— Kiepsko z tym okiem — skomentowała krótko kasztelanówna, nie okazując przesadnie wielkiego współczucia.
Jej chłodna ręka oparła się o dłoń Harmana, skwapliwie przyjmując pomoc. Dziewczyna zeskoczyła z podwyższenia, nie ustępując giermkowi swą zwinnością.
— Konno? Pewnie, bardzo lubię. — Oczy jej się zaświeciły, ba, zapłonęły. Widać nie była w stanie zachować tej kamiennej obojętności zbyt długo. — Świetnie, już wiem! Tak! Pojedziemy zaraz nad rzekę, jest takie jedno dobre miejsce, pokażę ci... Nie potem. Teraz, natychmiast! Póki jeszcze słońce! No, po drodze opowiesz mi ze szczegółami, jak to było z tym okiem. Okiem Lwa i twoim okiem. Nie ma co czekać! Tak! Siodłaj swojego rumaka, cny rycerzu, a ja pobiegnę po...

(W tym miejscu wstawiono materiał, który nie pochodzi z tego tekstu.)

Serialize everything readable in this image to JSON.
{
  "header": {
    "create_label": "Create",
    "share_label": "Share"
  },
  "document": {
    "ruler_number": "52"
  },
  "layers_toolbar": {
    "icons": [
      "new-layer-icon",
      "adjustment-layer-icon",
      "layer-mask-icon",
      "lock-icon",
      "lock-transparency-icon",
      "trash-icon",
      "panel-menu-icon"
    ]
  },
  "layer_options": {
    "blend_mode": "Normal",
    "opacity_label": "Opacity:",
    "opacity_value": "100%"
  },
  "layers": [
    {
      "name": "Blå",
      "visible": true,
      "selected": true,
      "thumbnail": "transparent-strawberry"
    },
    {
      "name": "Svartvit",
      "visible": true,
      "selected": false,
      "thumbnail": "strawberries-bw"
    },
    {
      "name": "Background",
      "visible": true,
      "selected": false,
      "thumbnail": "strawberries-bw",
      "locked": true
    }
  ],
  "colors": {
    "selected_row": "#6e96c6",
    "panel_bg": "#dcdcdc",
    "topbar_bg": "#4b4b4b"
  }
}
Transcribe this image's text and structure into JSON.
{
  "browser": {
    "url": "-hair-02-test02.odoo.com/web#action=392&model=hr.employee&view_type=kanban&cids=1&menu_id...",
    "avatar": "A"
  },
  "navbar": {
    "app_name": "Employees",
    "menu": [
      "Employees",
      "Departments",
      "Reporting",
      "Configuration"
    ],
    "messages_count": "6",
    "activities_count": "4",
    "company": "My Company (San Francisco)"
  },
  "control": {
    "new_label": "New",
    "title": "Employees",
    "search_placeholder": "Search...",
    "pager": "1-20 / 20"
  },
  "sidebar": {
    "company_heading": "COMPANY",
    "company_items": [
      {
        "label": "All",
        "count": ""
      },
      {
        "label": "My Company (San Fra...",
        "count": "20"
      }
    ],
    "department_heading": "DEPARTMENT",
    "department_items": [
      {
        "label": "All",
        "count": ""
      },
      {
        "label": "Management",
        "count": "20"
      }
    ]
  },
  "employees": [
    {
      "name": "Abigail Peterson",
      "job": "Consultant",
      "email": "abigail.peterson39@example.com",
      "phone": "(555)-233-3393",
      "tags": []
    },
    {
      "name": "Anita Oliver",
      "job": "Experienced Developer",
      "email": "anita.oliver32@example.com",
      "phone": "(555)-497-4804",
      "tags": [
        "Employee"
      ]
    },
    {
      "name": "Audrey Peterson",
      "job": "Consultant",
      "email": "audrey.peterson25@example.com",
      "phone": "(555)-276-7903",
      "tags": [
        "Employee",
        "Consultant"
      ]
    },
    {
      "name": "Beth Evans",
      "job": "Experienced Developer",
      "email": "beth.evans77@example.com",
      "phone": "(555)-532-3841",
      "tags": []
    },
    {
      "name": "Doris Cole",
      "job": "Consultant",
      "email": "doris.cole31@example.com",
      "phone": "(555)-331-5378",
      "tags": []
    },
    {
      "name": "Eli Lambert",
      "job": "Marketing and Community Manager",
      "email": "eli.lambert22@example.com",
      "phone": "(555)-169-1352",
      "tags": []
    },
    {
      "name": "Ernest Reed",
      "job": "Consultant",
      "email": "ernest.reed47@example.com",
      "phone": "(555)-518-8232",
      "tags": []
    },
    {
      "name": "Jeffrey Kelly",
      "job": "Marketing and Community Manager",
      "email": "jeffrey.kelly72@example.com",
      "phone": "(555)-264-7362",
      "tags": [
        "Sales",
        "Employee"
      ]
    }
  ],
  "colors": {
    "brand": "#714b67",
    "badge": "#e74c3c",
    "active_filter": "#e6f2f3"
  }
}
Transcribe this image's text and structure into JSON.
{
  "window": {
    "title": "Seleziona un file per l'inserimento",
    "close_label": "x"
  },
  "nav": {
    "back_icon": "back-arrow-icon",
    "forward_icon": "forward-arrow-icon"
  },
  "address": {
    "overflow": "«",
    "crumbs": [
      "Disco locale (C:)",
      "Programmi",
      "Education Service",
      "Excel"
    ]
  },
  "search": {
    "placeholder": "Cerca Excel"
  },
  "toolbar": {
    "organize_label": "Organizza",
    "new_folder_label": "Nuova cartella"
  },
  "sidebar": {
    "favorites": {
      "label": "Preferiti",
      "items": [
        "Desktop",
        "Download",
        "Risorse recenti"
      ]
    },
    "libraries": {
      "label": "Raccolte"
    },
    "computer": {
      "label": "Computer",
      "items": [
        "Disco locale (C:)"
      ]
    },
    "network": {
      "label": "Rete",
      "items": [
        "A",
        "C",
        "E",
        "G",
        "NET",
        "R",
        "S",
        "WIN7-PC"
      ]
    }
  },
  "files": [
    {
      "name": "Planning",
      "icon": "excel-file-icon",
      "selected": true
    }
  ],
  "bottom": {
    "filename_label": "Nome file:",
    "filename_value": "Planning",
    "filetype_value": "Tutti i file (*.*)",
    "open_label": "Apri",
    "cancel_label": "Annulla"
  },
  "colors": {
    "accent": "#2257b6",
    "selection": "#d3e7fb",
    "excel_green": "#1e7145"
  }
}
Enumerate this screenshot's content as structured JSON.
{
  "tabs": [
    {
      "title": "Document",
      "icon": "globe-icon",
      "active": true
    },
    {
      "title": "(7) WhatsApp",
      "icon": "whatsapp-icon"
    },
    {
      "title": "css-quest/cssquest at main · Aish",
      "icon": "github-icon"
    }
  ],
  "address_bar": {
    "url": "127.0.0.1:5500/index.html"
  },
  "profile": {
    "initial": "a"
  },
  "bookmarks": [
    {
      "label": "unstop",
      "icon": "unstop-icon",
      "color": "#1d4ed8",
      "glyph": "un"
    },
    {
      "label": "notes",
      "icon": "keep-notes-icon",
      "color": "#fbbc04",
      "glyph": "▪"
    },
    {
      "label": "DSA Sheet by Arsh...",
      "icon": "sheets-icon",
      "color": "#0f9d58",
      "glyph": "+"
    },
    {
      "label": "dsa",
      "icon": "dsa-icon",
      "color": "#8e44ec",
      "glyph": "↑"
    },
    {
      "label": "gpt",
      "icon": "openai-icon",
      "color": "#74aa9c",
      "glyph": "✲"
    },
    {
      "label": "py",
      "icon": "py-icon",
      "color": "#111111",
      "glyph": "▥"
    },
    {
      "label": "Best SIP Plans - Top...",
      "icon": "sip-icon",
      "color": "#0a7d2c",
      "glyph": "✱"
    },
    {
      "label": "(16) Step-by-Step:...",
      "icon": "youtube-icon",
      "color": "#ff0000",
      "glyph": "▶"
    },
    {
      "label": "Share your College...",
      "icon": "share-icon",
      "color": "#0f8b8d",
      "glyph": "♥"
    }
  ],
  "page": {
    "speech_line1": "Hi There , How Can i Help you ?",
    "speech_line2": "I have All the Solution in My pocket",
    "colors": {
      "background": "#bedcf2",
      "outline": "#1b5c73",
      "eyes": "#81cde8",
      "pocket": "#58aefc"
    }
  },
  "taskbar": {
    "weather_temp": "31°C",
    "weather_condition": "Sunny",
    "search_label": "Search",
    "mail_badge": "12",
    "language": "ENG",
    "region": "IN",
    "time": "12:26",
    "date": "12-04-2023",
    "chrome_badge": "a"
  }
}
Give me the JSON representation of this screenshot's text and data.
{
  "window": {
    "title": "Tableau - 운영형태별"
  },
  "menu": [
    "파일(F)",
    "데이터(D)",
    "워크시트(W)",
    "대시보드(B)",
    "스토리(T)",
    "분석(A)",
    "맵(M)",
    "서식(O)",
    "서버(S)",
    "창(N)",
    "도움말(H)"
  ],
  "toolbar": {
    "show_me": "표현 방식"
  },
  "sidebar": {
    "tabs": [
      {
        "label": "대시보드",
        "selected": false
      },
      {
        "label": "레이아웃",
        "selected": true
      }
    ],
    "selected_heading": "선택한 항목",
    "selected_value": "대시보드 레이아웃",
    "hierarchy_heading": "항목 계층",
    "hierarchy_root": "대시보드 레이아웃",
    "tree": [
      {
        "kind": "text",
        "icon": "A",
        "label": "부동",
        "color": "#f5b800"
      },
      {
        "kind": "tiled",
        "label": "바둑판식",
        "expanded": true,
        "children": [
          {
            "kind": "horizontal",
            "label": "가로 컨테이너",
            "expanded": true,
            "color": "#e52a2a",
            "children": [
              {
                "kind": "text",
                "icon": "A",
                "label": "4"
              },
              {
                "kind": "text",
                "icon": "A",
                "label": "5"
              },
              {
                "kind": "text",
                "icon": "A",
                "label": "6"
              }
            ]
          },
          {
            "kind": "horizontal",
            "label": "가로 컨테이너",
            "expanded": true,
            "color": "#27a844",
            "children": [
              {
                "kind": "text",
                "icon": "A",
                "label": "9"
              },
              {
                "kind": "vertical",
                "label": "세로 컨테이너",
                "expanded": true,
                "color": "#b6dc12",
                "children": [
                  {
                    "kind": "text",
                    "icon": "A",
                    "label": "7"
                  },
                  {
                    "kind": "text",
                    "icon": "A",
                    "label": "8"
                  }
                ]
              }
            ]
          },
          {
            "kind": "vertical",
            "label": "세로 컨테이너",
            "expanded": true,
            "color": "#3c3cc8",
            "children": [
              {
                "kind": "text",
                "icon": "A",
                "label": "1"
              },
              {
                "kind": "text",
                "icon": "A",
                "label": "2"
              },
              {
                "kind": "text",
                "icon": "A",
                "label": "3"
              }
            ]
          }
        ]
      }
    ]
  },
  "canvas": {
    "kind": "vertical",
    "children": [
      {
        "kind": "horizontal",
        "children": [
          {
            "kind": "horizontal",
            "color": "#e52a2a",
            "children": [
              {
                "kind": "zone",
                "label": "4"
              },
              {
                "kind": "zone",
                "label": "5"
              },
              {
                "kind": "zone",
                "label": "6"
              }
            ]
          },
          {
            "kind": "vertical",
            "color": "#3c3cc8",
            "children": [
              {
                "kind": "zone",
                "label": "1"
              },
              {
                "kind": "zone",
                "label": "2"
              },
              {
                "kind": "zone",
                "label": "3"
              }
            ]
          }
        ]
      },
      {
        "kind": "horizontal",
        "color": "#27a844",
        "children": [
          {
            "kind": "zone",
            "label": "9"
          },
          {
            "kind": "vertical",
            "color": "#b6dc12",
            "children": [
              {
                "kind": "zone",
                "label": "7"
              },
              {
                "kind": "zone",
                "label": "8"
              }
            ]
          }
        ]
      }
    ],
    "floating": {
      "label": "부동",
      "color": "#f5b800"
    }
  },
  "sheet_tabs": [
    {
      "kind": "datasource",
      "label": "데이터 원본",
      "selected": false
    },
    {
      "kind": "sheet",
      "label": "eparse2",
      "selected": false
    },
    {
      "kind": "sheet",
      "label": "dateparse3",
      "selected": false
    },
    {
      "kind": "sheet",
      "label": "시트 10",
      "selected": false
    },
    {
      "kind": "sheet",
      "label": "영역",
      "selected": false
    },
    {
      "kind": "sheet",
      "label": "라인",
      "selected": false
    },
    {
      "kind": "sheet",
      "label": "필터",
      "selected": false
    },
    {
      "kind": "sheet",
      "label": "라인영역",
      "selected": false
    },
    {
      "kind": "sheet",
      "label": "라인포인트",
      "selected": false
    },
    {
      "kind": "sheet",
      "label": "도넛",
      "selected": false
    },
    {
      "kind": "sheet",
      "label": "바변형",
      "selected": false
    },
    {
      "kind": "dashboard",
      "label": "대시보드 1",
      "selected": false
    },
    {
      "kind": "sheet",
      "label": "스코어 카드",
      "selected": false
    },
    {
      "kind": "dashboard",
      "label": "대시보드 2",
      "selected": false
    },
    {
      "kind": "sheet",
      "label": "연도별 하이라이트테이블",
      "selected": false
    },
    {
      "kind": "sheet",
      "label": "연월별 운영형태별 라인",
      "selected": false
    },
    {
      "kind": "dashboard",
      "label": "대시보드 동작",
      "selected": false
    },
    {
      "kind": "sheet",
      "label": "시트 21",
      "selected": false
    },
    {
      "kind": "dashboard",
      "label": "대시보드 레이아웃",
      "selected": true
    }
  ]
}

Po co pobiegnie, tego giermek nie usłyszał, bo już jej nie było. Pozostawało mu tylko mieć nadzieję, że po coś do jedzenia... Kasztelanówna odwróciła się jeszcze na moment, wskazała chłopca palcem, zmrużyła oczy, po czym jak zwariowana pogalopowała w dół po schodkach, podobna do srebrno-rudego wichru.
Skoczek czekał na niego w zamkowej stajni. Otaczało go koło trzydziestu innych rżących niespokojnie wierzchowców, w tym przynajmniej trzy majestatyczne destriery, zwane też rumakami Kerona, drogocenne, waleczne i potężne. Konik Harmana wyglądał przy nich jak dziecięca zabaweczka wyrzezana z drewna, tylko biegunów mu brakowało.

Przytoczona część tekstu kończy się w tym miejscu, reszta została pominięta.